Climate change research has been going on for decades. It shows that the ice in Antarctica and Greenland has been rapidly melting due to greenhouse gas emissions, causing sea levels and the Earth’s temperature to rise. In his recent research, UT geophysicist Jamin Greenbaum found that the way ice shelves are interacting on ice affected by climate change is speeding up the melting process.
Despite warnings from researchers, Greenbaum says that the ice sheets in Iceland and Greenland are melting faster than previously thought.
“What we’ve found in this latest paper is not only are they melting from the top and the bottom, but that those two processes, the melting from the top and the bottom, are working together in a way that will destabilize ice shelves faster than we thought,” Greenbaum says.
His team’s research studied Earth patterns during the last heat wave, about 130,000 years ago. Greenbaum says that rising sea levels will affect the earth dramatically and is most likely unavoidable.
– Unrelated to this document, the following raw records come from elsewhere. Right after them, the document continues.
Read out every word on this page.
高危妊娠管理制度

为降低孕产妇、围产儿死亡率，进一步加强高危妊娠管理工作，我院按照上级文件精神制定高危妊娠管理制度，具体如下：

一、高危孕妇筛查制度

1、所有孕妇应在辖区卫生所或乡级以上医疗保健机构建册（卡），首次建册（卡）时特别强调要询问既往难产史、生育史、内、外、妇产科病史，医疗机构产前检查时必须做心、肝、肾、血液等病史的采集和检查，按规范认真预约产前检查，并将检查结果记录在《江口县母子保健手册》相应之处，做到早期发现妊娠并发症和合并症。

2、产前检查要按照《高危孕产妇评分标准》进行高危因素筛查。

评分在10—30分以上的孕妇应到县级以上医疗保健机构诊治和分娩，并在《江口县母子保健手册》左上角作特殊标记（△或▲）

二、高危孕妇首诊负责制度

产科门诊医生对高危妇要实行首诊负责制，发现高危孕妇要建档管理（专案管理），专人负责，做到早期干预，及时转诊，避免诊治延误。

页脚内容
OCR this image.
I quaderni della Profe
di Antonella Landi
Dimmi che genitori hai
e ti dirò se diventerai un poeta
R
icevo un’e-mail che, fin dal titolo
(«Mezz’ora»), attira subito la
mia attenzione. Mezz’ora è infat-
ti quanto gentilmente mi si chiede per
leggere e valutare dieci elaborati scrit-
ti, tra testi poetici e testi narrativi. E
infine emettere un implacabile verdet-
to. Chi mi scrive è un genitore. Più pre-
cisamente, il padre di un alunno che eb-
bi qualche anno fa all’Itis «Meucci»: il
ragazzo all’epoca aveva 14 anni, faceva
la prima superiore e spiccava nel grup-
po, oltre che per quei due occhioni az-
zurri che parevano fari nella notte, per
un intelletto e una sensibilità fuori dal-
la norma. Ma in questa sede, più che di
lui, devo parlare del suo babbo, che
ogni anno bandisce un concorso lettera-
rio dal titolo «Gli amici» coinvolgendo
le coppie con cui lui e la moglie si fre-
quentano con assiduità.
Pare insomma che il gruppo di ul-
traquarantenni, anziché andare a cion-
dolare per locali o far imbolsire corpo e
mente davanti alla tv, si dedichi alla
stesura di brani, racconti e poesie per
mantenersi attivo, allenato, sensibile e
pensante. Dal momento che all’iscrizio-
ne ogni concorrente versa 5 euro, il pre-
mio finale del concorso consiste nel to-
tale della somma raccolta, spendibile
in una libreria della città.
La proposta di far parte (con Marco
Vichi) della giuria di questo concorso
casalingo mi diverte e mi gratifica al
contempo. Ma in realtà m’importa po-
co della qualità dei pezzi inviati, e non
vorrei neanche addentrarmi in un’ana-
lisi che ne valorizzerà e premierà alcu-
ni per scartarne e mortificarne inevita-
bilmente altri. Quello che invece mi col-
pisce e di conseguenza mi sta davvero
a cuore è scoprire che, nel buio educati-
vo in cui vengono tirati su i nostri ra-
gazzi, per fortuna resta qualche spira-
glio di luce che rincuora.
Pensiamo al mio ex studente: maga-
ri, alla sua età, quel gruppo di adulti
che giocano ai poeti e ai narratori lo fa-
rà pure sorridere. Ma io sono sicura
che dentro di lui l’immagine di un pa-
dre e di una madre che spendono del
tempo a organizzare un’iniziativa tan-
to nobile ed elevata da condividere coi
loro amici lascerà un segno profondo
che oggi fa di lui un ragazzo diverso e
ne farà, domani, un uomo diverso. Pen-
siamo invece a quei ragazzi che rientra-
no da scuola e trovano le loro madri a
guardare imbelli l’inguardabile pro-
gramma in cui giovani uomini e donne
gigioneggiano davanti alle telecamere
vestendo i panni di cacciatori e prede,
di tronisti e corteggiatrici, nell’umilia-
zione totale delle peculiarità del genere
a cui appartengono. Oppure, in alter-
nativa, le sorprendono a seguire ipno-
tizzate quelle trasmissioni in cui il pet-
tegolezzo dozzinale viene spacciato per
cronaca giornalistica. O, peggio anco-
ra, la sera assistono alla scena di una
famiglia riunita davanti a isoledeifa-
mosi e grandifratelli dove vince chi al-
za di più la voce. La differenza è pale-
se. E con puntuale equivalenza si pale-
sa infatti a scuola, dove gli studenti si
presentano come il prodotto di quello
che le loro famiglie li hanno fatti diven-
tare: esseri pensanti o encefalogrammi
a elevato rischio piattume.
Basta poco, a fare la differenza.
“The thing to bring home is that in the world, you cannot find that much sea level anywhere other than Antarctica and Greenland. We are looking for the places in Antarctica that have likely contributed to that sea level in the past and that therefore, would likely do it again,” Greenbaum says. “Climate change is happening and we will either mitigate some of it or none of it, but the reality of sea level rise is not going away.”